I’ve been thinking lately about the old question of why sequels rarely come up to the originals. There are two answers to this one. In some cases, there is just no originality and the producers opt to rehash the original with a tweak here and there–but no amount of tweaking could ever transform “The Return of the Seven” to “The Magnificent 7.” In other cases, the original gains such lofty prominence that any sequel will be considered lame. “The Two Jakes” is by no means a bad film. In fact it’s a very good film–it’s just not “Chinatown.” The fault here can often lie with audiences that are unwilling to stretch their minds a bit. Ideally a sequel should raise the bar a bit. “The Bride of Frankenstein” certainly went places where the original did not go. “The Godfather, Part II” went much deeper into the history of the Corleone clan even as it extended its present-tense story of Michael Corleone. A sequel can also extend the mythology of the original, thus “Predator 2” told us a lot much these intergalactic hunters than the original film did and “The Woman in Black 2: Angel of Death” gave more backstory to the vengeful title specter.

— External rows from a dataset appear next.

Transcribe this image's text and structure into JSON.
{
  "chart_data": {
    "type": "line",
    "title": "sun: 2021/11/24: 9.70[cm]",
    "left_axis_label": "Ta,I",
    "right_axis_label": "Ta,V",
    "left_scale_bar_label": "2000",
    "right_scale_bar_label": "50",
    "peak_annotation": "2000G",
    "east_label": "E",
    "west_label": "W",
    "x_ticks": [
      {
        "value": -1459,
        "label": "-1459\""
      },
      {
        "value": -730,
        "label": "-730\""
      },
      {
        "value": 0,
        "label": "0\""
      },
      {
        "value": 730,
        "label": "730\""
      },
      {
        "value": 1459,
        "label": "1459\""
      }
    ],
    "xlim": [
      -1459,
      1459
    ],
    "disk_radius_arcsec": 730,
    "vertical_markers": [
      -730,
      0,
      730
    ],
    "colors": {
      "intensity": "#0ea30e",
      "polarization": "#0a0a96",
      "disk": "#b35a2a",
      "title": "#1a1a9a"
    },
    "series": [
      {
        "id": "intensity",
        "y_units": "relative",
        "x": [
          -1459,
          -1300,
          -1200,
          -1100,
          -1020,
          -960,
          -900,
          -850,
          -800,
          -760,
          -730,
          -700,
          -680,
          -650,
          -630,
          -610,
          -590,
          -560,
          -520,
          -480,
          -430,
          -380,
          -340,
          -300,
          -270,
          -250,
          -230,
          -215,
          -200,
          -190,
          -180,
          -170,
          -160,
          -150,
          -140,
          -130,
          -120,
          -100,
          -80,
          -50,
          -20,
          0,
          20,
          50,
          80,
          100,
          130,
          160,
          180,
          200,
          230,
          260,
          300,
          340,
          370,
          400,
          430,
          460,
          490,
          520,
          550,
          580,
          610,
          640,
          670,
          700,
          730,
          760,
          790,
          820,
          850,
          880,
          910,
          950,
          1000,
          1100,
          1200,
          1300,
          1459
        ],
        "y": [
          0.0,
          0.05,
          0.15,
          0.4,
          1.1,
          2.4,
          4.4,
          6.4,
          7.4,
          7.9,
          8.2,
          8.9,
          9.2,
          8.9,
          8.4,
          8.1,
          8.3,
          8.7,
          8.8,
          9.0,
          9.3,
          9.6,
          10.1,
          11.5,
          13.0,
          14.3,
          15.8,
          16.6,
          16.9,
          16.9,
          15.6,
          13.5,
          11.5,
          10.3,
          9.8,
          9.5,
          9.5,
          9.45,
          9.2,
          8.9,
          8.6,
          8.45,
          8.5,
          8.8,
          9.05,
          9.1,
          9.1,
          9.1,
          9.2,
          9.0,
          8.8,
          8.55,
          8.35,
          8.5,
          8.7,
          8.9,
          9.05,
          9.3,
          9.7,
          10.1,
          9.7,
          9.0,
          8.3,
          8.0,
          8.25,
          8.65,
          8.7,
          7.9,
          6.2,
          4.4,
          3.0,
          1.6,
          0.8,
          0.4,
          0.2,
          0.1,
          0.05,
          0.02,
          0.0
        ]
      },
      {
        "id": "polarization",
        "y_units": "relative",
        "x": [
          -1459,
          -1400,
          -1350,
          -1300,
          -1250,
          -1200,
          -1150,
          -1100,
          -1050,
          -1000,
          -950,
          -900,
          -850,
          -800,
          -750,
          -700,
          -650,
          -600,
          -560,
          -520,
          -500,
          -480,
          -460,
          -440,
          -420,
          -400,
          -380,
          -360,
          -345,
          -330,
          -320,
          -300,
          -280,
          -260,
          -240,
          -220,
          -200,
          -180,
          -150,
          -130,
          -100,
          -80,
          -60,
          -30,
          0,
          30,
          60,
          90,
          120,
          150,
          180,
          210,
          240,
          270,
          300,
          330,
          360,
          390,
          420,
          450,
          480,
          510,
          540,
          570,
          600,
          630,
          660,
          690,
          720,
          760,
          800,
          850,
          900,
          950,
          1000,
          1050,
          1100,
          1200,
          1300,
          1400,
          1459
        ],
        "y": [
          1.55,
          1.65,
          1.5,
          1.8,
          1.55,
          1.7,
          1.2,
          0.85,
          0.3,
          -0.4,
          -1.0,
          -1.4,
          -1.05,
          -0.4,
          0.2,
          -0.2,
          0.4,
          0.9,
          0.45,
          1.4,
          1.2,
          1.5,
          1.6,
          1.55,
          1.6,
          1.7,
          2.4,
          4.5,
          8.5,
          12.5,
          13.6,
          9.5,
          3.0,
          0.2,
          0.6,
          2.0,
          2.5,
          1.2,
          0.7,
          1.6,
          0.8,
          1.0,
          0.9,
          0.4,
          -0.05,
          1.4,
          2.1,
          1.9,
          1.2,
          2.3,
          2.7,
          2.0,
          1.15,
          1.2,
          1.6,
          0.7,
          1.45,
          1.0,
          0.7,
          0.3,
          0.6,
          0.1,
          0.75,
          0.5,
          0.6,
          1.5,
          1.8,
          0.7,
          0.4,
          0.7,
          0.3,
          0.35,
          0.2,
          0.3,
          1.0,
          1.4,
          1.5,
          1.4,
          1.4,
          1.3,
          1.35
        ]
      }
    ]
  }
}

Remakes should thrive on re-thinking the original concepts. Philip Kaufman’s “Invasion of the Body Snatchers” did more than update Don Siegel’s 1950s classic to the 1970s and move the setting from a small California town to San Francisco. It played off the loneliness of urban living, the difficulty in establishing meaningful relationships and notion that everyone is always o.k. Mickey Spillane’s ode to vigilante justice, “I, the Jury” was transformed by Larry Cohen into a tale of rogue CIA operatives, brain-washing and the creation of perfect assassins. These re-thinks don’t always come off though. “The Jackal” attempted to make “The Day of the Jackal” bigger and better but only proved that more can be less. Another example of this was the overblown and wrong-headed version of “The 3:10 to Yuma” that stood Elmore Leonard’s story on its head without ever once capturing the sad romanticism of Delmer Daves’ original film. But sometimes remakes are righteous acts. Much as I love “The Thing from Another World” it doesn’t have a damn thing to do with John W. Campbell’s masterful novella “Who Goes There?” No, it took John Carpenter, color and eye-popping special effects to do justice to this classic tale of a shape-shifting alien preying on the personnel of an isolated research station.

All things considered I’d always rather sit and watch a remake rather than a sequel, but it’s always pleasant to encounter a sequel that excels.